Aryeh with Pita
Always in tie-dye, this time on a camel
Summer 2012, Israel
For well over three years, my son Aryeh fought the fight of his life. As he struggled between life and death at times, I began to see the world through renewed eyes. Our family felt virtually alone as we dealt with the daily agony of our teenage son and Dovi's brother. We navigated each day with endurance, yet we were in pain too.
While the darkness felt impermeable at times, it wasn't. There were so many angels that entered our lives, sometimes for a moment and some of them are still active in our lives to this day. There were friends cooked our food, others that created a fund to offset the costs of Aryeh's medical bills, and still others that were there at the drop of a hat. Some of our closest friends couldn't be present, but virtual strangers opened up their arms to help. We felt surrounded by love so much of the time.
One of the most loving acts came the day we came home from Aryeh's first brain surgery. We had been forced out of the hospital too soon because the "only" bed available was in a room with another teenage boy who couldn't stop screaming due to his own agony. The boy's screaming paralyzed our son in so many ways. While we were in the hospital someone was supposed to come over with food and fill our refrigerator, but she became too anxious because of our significant food allergies/needs and instead brought nothing. We came home physically and emotionally wiped to no food; it shouldn't have been a big deal, but it was. Aryeh was not ready be home and we were all in pain. I remember Michael, Aryeh's father, calling our friends Paula and John; he was so distraught at what was going on and they rushed over with enough food to sustain us for days. They looked at their house and used all the food they had and then some to prepare for our needs. Paula and John continued to cook for us for years and probably would continue if we lived a little closer. :)
Following this day, our friend Wicca (and maybe someone else) organized all of our food for months and months. People took care of us; they tried to take care of Aryeh. Aryeh was too sick; it was years before he was ok. Later we needed to go from Washington, DC to Los Angeles and people helped us every step of the way. We couldn't have made it emotionally, physically, or financially if people weren't there. One special angel was my friend Miriam who was with me as Aryeh quite literally fought for his life in an LA hospital and then opened up her home for us to stay for weeks following surgery.
Every step of the way, people were there.
Our friend John and his sons opened up their home to Dovi. Dovi must have stayed at their house for weeks if not months during Aryeh's illness. They never asked for a dime; John just assumed he had three sons. And later when were able to celebrate Aryeh's life, John and his housemate Patrick, opened up their home so that we could have a Celebration of Life Party in honor of Aryeh's recovery.
Amy gave and gave in so many ways; as did our friends Stuart and Lisa. Idie and Tamar came for the holidays so that we would have the holidays; Pesach was the hardest, but you would have never known because of how they chipped in to take care of us in every way. People were coming out of the woodwork to help support us through hell.
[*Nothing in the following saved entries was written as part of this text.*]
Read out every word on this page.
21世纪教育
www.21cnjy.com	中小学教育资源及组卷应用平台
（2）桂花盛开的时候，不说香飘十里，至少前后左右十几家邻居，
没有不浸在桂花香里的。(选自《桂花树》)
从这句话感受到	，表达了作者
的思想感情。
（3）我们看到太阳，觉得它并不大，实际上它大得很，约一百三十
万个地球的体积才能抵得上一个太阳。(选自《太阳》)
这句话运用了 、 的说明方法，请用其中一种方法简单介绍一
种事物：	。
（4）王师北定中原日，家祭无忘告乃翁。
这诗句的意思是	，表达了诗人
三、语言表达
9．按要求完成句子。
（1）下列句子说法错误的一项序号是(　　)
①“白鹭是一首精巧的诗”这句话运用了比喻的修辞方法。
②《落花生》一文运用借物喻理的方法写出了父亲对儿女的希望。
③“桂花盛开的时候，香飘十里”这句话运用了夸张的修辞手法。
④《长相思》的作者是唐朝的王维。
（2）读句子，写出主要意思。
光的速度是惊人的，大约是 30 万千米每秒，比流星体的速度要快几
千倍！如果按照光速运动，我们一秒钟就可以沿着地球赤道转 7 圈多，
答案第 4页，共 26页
A few friends drove two hours to the hospital to drop off food even though we couldn't be with them. Some people drove Dovi to and from where he needed to go. A couple of Marines dropped off a large screened TV because Michael went on Freecycle and shared our story. When Aryeh came home initially after the first surgery, he struggled to see; these two strangers gave us a TV so Aryeh would be able to see it. And then they stayed and just hung out with our teenage son.
Simple acts of kindness go a long way.
In those years of serious illness, I learned that a smile makes a difference. A hug can make everything better if only for a moment. A pack of colorful, silly tissues are worthy of having in your hand. A box of citrus chamomile tea warms your heart. Mandalas made by friends and strangers surrounded our family with healing powers while hundreds of my Jewish Educator friends from all over the world sang a healing song for Aryeh as struggled in ICU for his own healing.
We were surrounded by love and care. Aryeh's friends made him tie-dye sheets that are still with him to this day; in fact, we made sure he was wrapped in his sheets even as he laid intubated after his second surgery. Nothing about this time was easy, but we made it through because of simple acts of kindness by some of our closest friends as well as some strangers. Some made time to sit with us and be present sometimes in silence and sometimes to play games. Others made sure our daily needs were met. The bottom-line is that even when we felt alone, we weren't alone, not really.
Each and every act made a difference. Strangers, friends, loved ones sustained us when we had little hope. And new friends joined us as we healed. I will forever be grateful for Adat Shalom Reconstructionist Congregation where I worked during the beginning of Aryeh's illness and Bethesda Jewish Congregation where I worked during the healing years. Both communities were loving, kind, and present when our family needed them.
Simple acts of kindness allowed us to focus on healing from what could have been a tragedy.
May each of us be blessed to touch another's life for good! May we remember that we can make a difference when we choose to step up to the plate.